GameStop’s stock exploded, but traffic to its stores is still down

DIVE BRIEF:

  • GameStop’s stock has famously exploded over the past two weeks or so. At the video game retailer’s stores, however, the company’s challenges continue. 
  • In December, visits to GameStop were down 24.1% year over year, according to foot traffic analytics firm Placer.ai.
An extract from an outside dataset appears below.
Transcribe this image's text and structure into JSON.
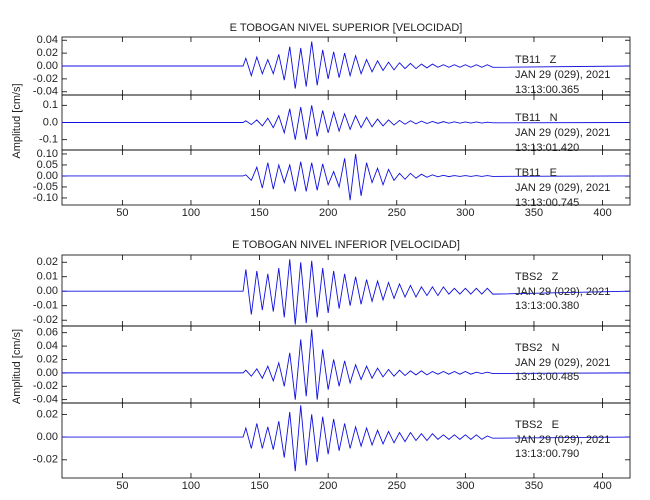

For the entire year of 2020, average monthly traffic was down 27.8%. 
  • For the first three weeks of January, year-over-year visits to GameStop stores were down by more than 12%, and down as much as 20.3% on the week of Jan. 18, according to emailed data from Placer.ai. 

DIVE INSIGHTS:

GameStop’s name has become a byword for many things over the past two weeks, though none of those things have much, if anything, to do with the retailing of video games. The boom in stock prices (which has largely fallen from its most recent peak on Friday) has been pegged to day-to-day trading realities and social media, not directly to any changes at the company or its circumstances.

But before the stock explosion, GameStop entered a period of transition with some momentum. Chewy founder and former CEO Ryan Cohen bought more than 10% of the retailer’s stock through his investment firm with an activist plan to transform GameStop into a “technology company” and away from brick-and-mortar retailing.